Panetta was speaking at a “bin Laden assault awards ceremony” on June 24, 2011, according to conservative government watchdog group Judicial Watch, which announced Tuesday that it had obtained more than 200 pages of documents from the CIA, including a previously unreleased CIA internal review, in a Freedom of Information Act request.
Panetta said he “had no idea” that Boal, who also produced the 2012 film, was in the audience, according to the Hollywood Reporter.
“I had no idea that individual was in the audience,” Panetta said in a statement. “To this day, I wouldn’t know him if he walked into the room.”

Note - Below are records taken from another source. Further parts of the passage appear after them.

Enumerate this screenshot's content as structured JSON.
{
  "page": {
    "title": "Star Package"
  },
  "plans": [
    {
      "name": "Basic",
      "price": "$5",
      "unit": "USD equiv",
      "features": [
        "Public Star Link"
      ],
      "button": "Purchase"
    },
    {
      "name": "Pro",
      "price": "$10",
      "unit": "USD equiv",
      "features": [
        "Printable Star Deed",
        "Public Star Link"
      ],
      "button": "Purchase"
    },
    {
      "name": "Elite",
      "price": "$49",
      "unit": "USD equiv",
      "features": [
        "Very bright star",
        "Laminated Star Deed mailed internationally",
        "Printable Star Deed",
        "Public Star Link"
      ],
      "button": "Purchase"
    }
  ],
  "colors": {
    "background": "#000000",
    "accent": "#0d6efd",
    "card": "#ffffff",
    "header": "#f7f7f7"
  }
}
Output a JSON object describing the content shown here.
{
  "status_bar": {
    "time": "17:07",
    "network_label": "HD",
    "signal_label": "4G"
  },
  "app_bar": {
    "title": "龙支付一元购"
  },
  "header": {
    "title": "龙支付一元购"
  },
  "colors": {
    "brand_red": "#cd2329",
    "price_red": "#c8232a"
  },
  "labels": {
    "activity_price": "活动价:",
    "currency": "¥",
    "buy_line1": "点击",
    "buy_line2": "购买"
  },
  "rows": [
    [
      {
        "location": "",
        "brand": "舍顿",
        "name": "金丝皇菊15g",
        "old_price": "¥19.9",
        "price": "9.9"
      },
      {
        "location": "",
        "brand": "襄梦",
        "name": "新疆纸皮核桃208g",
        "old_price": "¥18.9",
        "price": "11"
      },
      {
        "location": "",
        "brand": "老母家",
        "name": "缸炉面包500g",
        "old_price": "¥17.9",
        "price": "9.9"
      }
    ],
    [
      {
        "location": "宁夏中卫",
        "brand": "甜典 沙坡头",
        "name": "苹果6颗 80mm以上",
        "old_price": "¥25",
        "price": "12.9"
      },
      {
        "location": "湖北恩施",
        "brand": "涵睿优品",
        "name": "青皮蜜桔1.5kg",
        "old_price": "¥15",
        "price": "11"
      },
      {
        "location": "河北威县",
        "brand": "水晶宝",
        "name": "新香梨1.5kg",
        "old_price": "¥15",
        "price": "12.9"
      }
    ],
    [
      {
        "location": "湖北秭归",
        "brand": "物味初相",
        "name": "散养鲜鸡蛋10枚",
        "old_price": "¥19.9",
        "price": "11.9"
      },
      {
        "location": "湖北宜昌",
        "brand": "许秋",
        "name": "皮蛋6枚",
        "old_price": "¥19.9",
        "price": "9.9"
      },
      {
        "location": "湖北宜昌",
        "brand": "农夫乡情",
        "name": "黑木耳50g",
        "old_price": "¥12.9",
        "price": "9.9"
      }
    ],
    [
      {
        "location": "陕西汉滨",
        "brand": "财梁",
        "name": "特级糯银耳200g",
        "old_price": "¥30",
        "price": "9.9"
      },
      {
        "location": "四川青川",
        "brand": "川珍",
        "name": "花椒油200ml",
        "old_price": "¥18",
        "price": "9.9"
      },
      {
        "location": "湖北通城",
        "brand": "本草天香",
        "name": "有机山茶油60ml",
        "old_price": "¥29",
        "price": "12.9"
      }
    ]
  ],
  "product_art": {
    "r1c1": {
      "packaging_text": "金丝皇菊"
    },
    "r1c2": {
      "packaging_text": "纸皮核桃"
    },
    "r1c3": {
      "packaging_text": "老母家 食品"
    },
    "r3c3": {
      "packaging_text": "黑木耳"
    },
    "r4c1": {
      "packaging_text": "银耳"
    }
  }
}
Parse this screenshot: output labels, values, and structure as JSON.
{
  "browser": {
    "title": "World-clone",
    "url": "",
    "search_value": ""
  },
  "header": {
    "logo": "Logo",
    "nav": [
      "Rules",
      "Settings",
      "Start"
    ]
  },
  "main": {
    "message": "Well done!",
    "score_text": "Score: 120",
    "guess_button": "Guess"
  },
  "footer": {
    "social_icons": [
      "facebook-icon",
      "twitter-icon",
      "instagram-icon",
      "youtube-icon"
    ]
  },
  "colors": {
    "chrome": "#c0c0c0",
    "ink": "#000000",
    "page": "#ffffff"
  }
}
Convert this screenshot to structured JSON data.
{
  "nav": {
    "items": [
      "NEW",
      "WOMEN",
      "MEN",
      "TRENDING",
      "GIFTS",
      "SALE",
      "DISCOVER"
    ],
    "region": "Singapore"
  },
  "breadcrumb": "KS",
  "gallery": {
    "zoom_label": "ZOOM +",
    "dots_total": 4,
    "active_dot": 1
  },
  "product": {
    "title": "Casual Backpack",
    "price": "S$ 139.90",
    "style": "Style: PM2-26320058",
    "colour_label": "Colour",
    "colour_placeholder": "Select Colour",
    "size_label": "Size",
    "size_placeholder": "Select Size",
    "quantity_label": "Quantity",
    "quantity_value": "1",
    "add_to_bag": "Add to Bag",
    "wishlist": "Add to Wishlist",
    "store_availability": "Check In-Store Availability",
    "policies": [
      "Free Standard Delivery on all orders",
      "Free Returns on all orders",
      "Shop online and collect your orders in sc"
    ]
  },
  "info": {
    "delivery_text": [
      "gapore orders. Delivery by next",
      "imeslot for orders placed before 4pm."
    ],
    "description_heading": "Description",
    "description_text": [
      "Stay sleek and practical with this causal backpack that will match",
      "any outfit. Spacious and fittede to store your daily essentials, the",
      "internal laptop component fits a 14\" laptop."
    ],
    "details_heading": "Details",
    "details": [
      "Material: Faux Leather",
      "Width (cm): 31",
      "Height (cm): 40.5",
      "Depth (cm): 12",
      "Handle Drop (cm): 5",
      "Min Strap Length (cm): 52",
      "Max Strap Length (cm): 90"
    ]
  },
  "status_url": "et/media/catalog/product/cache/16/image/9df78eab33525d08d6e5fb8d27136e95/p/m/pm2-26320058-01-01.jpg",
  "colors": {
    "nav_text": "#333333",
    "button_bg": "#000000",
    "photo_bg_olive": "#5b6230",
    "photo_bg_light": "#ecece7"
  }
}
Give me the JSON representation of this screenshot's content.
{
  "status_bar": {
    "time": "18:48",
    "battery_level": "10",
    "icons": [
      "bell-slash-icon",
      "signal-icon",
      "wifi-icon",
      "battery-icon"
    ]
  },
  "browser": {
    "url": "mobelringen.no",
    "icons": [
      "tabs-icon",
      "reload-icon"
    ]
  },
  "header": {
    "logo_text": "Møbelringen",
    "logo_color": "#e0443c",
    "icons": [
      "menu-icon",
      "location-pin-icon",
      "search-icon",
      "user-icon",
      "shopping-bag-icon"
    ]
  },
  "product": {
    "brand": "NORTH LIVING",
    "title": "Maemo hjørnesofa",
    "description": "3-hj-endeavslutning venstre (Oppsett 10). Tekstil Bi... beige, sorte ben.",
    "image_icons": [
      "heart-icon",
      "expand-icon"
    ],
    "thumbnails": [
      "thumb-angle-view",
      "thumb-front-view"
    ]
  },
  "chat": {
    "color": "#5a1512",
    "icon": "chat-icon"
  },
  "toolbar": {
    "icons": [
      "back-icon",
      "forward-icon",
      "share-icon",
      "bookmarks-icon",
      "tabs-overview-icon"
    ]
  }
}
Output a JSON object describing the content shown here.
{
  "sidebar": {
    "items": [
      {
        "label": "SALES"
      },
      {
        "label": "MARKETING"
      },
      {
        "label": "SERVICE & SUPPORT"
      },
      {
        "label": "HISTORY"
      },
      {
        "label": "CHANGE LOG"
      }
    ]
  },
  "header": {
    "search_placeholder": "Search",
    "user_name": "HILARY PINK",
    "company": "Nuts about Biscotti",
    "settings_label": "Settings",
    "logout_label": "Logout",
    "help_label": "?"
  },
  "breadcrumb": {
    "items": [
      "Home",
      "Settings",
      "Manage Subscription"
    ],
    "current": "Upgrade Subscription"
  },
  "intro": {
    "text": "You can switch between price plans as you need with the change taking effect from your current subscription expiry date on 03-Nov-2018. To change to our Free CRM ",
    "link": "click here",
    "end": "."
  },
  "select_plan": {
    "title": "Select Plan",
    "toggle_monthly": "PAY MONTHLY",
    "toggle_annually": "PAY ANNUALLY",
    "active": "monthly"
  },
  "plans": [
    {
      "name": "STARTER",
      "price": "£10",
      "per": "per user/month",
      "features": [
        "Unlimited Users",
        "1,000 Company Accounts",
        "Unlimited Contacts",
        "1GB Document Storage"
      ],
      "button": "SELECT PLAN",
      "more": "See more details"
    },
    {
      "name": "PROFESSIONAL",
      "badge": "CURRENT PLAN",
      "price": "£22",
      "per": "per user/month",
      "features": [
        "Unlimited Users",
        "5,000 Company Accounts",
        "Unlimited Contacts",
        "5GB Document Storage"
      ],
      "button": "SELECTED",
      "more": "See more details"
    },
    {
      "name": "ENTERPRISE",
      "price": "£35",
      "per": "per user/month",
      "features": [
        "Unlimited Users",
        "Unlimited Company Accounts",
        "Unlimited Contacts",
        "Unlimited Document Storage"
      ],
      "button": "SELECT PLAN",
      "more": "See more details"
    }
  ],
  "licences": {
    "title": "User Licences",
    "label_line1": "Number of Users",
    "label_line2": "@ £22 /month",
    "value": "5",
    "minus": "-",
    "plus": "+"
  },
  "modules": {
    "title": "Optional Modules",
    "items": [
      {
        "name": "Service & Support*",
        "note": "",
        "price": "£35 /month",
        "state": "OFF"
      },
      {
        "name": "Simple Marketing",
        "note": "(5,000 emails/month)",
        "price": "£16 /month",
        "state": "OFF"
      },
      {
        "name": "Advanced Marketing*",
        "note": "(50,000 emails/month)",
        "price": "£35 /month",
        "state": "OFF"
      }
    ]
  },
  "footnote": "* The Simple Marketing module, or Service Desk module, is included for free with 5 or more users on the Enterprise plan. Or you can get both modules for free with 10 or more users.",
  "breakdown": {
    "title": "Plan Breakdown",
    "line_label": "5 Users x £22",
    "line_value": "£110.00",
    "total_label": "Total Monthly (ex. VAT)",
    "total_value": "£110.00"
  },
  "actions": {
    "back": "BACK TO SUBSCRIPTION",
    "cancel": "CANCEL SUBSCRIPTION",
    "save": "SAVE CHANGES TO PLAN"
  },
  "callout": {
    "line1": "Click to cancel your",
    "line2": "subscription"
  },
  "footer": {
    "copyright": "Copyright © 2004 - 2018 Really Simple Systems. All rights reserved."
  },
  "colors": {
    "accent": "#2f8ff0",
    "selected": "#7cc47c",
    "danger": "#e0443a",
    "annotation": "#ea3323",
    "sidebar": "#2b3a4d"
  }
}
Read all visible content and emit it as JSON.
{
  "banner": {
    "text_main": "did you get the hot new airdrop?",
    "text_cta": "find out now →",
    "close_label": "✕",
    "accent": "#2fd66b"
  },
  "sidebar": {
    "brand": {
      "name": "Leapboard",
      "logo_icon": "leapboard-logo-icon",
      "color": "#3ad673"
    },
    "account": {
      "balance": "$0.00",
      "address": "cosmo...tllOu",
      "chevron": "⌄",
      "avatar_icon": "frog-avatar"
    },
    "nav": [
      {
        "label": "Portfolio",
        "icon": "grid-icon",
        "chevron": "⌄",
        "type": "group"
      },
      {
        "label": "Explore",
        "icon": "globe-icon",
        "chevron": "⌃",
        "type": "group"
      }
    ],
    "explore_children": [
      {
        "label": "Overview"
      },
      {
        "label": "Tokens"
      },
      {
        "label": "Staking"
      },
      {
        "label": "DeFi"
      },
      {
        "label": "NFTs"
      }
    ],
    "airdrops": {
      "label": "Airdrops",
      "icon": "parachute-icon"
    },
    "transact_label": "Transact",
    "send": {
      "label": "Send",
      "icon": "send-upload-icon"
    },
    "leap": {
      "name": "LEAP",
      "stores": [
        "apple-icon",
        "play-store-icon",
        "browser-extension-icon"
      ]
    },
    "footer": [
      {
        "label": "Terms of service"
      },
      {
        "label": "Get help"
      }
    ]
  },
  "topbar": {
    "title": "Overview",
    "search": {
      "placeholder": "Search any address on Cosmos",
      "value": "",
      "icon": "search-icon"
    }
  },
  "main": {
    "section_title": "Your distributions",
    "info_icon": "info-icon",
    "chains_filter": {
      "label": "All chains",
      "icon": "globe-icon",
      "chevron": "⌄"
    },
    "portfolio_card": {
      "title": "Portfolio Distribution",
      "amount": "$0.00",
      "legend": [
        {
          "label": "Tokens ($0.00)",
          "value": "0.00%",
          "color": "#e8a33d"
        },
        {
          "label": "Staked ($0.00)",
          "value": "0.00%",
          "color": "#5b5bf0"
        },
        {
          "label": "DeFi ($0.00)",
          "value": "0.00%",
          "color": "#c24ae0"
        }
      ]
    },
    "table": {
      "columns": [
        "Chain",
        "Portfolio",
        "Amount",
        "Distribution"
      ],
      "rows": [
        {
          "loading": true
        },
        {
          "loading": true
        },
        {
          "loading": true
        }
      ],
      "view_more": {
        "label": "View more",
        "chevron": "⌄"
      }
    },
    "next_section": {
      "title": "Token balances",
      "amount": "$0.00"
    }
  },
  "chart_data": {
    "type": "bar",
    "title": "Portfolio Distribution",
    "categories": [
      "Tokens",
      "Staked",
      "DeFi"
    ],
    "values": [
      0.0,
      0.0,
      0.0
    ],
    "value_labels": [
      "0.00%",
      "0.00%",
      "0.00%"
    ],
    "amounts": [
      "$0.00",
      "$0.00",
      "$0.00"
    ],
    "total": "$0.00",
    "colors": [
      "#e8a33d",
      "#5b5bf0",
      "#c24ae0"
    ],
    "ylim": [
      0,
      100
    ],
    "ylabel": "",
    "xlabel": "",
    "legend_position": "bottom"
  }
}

A Panetta spokesman told the Hollywood Reporter that Panetta assumed every audience member was cleared to hear the speech.
Among the details Panetta revealed were the unit that conducted the raid as well as the name of the ground commander, Judicial Watch said.
That it was Panetta who had revealed those details was first acknowledged in an unpublished draft report by Pentagon investigators released in June.
According to Judicial Watch, the entire transcript of Panetta’s speech was marked “top secret” and large portions were redacted, though it shows he concluded his remarks: “You have made me proud of the CIA family. And you have made me proud as an Italian to know that bin Laden sleeps with the fishes.”
A CIA security review said the agency’s “security policy and administrative procedures were not followed in allowing Mr. Boal, a member of the media, access to the classified Bin Ladin Operation Award Ceremony,” according to the documents.
The June 24, 2011 ceremony took place just days before Panetta assumed office as secretary of defense.
Rep. Peter King (R-N.Y.) has been a top lawmaker voice in questioning whether Washington collaborated at all with the “Zero Dark Thirty” filmmakers.
“CIA was very sloppy and the administration was very sloppy in enforcing security procedures when it came to Hollywood,” King said earlier this year. “It almost seems as if they were star-struck.”